The short answer: more megawatts, faster. AirTrunk confirmed the loan will finance the next build-out phases of TOK1, a campus already under construction to add over 100 megawatts of IT load in the near term. The facility is engineered to eventually surpass 300 MW — a threshold that puts it firmly in the conversation as one of Asia's most significant AI and cloud infrastructure hubs.
The demand side isn't speculative. Cloud providers and technology companies are competing hard for capacity, and Japan has become a tier-one market for digital infrastructure as AI workloads scale up across the Asia-Pacific region. AirTrunk CEO Robin Khuda said in a statement that Japan represents 'one of the world's most important cloud and AI markets,' with the company committed to building infrastructure that supports its long-term growth.
Japan is one of the world's most important cloud and AI markets, and we're committed to building the digital infrastructure that enables its long-term growth.
Twelve Banks, One Record Deal — Who Backed It?
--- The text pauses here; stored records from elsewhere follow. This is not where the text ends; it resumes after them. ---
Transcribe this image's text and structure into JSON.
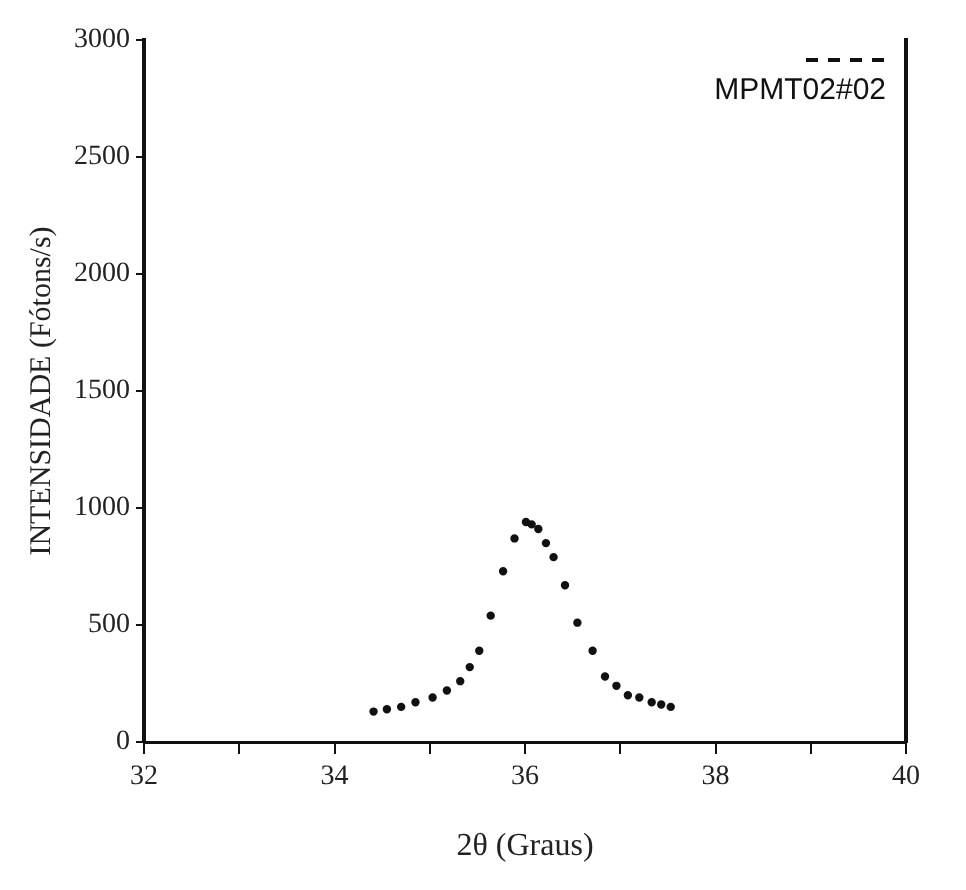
{
  "chart_data": {
    "type": "scatter",
    "xlabel": "2θ (Graus)",
    "ylabel": "INTENSIDADE (Fótons/s)",
    "xlim": [
      32,
      40
    ],
    "xticks": [
      32,
      {
        "value": 33,
        "label": null
      },
      34,
      {
        "value": 35,
        "label": null
      },
      36,
      {
        "value": 37,
        "label": null
      },
      38,
      {
        "value": 39,
        "label": null
      },
      40
    ],
    "ylim": [
      0,
      3000
    ],
    "yticks": [
      0,
      500,
      1000,
      1500,
      2000,
      2500,
      3000
    ],
    "grid": false,
    "legend": "top right",
    "marker": "circle",
    "series": [
      {
        "name": "MPMT02#02",
        "color": "#111111",
        "x": [
          34.41,
          34.55,
          34.7,
          34.85,
          35.03,
          35.18,
          35.32,
          35.42,
          35.52,
          35.64,
          35.77,
          35.89,
          36.01,
          36.07,
          36.14,
          36.22,
          36.3,
          36.42,
          36.55,
          36.71,
          36.84,
          36.96,
          37.08,
          37.2,
          37.33,
          37.43,
          37.53
        ],
        "values": [
          130,
          140,
          150,
          170,
          190,
          220,
          260,
          320,
          390,
          540,
          730,
          870,
          940,
          930,
          910,
          850,
          790,
          670,
          510,
          390,
          280,
          240,
          200,
          190,
          170,
          160,
          150
        ]
      }
    ]
  }
}
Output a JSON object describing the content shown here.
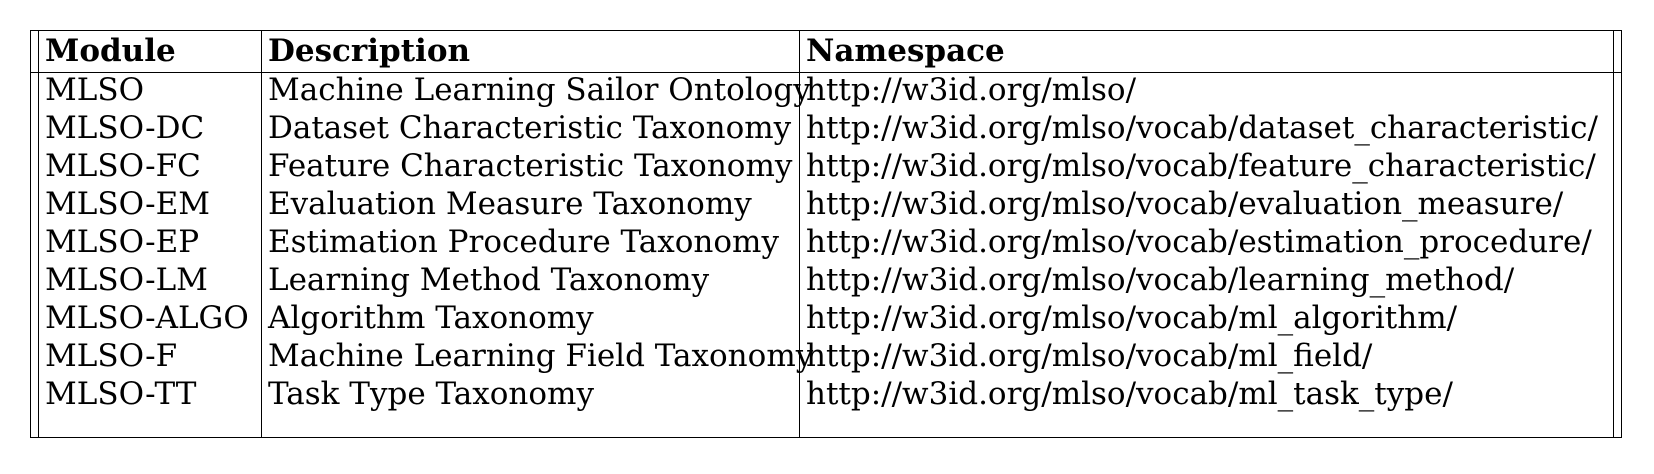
{
  "table": {
    "headers": {
      "module": "Module",
      "description": "Description",
      "namespace": "Namespace"
    },
    "rows": [
      {
        "module": "MLSO",
        "description": "Machine Learning Sailor Ontology",
        "namespace": "http://w3id.org/mlso/"
      },
      {
        "module": "MLSO-DC",
        "description": "Dataset Characteristic Taxonomy",
        "namespace": "http://w3id.org/mlso/vocab/dataset_characteristic/"
      },
      {
        "module": "MLSO-FC",
        "description": "Feature Characteristic Taxonomy",
        "namespace": "http://w3id.org/mlso/vocab/feature_characteristic/"
      },
      {
        "module": "MLSO-EM",
        "description": "Evaluation Measure Taxonomy",
        "namespace": "http://w3id.org/mlso/vocab/evaluation_measure/"
      },
      {
        "module": "MLSO-EP",
        "description": "Estimation Procedure Taxonomy",
        "namespace": "http://w3id.org/mlso/vocab/estimation_procedure/"
      },
      {
        "module": "MLSO-LM",
        "description": "Learning Method Taxonomy",
        "namespace": "http://w3id.org/mlso/vocab/learning_method/"
      },
      {
        "module": "MLSO-ALGO",
        "description": "Algorithm Taxonomy",
        "namespace": "http://w3id.org/mlso/vocab/ml_algorithm/"
      },
      {
        "module": "MLSO-F",
        "description": "Machine Learning Field Taxonomy",
        "namespace": "http://w3id.org/mlso/vocab/ml_field/"
      },
      {
        "module": "MLSO-TT",
        "description": "Task Type Taxonomy",
        "namespace": "http://w3id.org/mlso/vocab/ml_task_type/"
      }
    ]
  }
}
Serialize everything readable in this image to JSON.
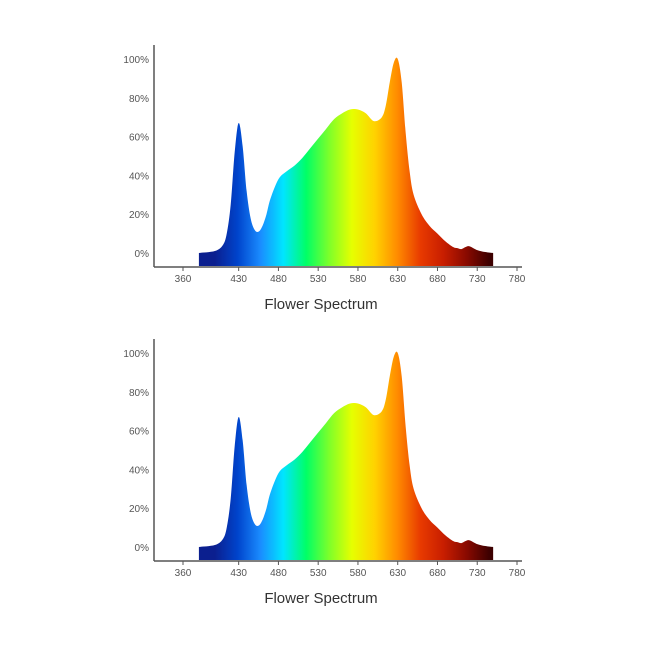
{
  "chart_data": [
    {
      "type": "area",
      "title": "Flower Spectrum",
      "xlabel": "",
      "ylabel": "",
      "x_ticks": [
        360,
        430,
        480,
        530,
        580,
        630,
        680,
        730,
        780
      ],
      "y_ticks": [
        "0%",
        "20%",
        "40%",
        "60%",
        "80%",
        "100%"
      ],
      "grid": false,
      "fill": "visible-spectrum gradient",
      "x": [
        380,
        400,
        410,
        415,
        420,
        425,
        430,
        435,
        440,
        445,
        450,
        455,
        460,
        465,
        470,
        480,
        490,
        500,
        510,
        520,
        530,
        540,
        550,
        560,
        570,
        580,
        590,
        600,
        610,
        615,
        620,
        625,
        630,
        635,
        640,
        645,
        650,
        660,
        670,
        680,
        690,
        700,
        705,
        710,
        715,
        720,
        730,
        740,
        750
      ],
      "y": [
        0,
        1,
        4,
        10,
        25,
        52,
        67,
        55,
        32,
        18,
        12,
        11,
        14,
        20,
        28,
        38,
        42,
        45,
        49,
        54,
        59,
        64,
        69,
        72,
        74,
        74,
        72,
        68,
        70,
        76,
        88,
        98,
        100,
        88,
        62,
        42,
        30,
        20,
        14,
        10,
        6,
        3,
        2.5,
        2,
        3,
        3.5,
        1.5,
        0.5,
        0
      ]
    },
    {
      "type": "area",
      "title": "Flower Spectrum",
      "xlabel": "",
      "ylabel": "",
      "x_ticks": [
        360,
        430,
        480,
        530,
        580,
        630,
        680,
        730,
        780
      ],
      "y_ticks": [
        "0%",
        "20%",
        "40%",
        "60%",
        "80%",
        "100%"
      ],
      "grid": false,
      "fill": "visible-spectrum gradient",
      "x": [
        380,
        400,
        410,
        415,
        420,
        425,
        430,
        435,
        440,
        445,
        450,
        455,
        460,
        465,
        470,
        480,
        490,
        500,
        510,
        520,
        530,
        540,
        550,
        560,
        570,
        580,
        590,
        600,
        610,
        615,
        620,
        625,
        630,
        635,
        640,
        645,
        650,
        660,
        670,
        680,
        690,
        700,
        705,
        710,
        715,
        720,
        730,
        740,
        750
      ],
      "y": [
        0,
        1,
        4,
        10,
        25,
        52,
        67,
        55,
        32,
        18,
        12,
        11,
        14,
        20,
        28,
        38,
        42,
        45,
        49,
        54,
        59,
        64,
        69,
        72,
        74,
        74,
        72,
        68,
        70,
        76,
        88,
        98,
        100,
        88,
        62,
        42,
        30,
        20,
        14,
        10,
        6,
        3,
        2.5,
        2,
        3,
        3.5,
        1.5,
        0.5,
        0
      ]
    }
  ],
  "colors": {
    "axis": "#555555",
    "spectrum_stops": [
      "#0b1f8f",
      "#0044cc",
      "#1a8cff",
      "#00e5ff",
      "#00ff66",
      "#7dff2a",
      "#e6ff00",
      "#ffd200",
      "#ff8a00",
      "#e83a00",
      "#c81e00",
      "#8a0a00",
      "#3d0000"
    ]
  }
}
The financing was arranged by a consortium of 12 lenders acting as mandated lead arrangers and bookrunners. Sumitomo Mitsui Banking Corporation (SMBC), MUFG, Crédit Agricole CIB and Société Générale led the group — a mix of Japanese and European institutional heavyweights that signals how seriously global capital markets are treating AI infrastructure as an asset class right now.
The loan was structured under AirTrunk's green loan framework, which ties the financing to strict energy efficiency requirements across its facilities. That's not just ESG window dressing — green financing frameworks carry reporting obligations and efficiency benchmarks, meaning AirTrunk has contractual accountability tied to power consumption and emissions performance.
Japan's $8 Billion AI Bet — How Big Is AirTrunk's Footprint?
This deal doesn't exist in isolation. AirTrunk's total Japan investment now exceeds $8 billion across a four-campus network: TOK1, TOK2, OSK1 and OSK2. Once fully operational, the combined capacity across all four sites is projected at around 530 MW — which would make it one of the largest hyperscale networks in the country. The company also recently announced a second hyperscale campus in Osaka and a new Japan headquarters.
For context on ownership: Blackstone and the Canada Pension Plan Investment Board acquired AirTrunk in 2024 in a transaction valued at over $16 billion — itself the largest data center acquisition globally at the time. The scale of that deal, and now this record green loan, tells you something about where sovereign and institutional capital is placing its biggest AI infrastructure bets.
How Does This Compare to Crypto Miners Chasing AI Revenue?
The timing invites comparison. CleanSpark is reportedly looking to raise around $1.15 billion for Bitcoin mining and data center expansion. Core Scientific locked in a $500 million Morgan Stanley loan — with an option to scale to $1 billion — to fund similar infrastructure plays. Both are meaningful numbers. But AirTrunk just raised more, faster, from 12 sovereign-aligned bank lenders, under a green finance framework, with zero mining exposure.
That gap matters. Crypto miners pivoting to AI data centers are chasing the same demand signal, but they're doing it with different capital structures, different counterparties, and frankly different credibility with institutional lenders. AirTrunk isn't pivoting. It was built for this moment — and the capital markets are treating it accordingly.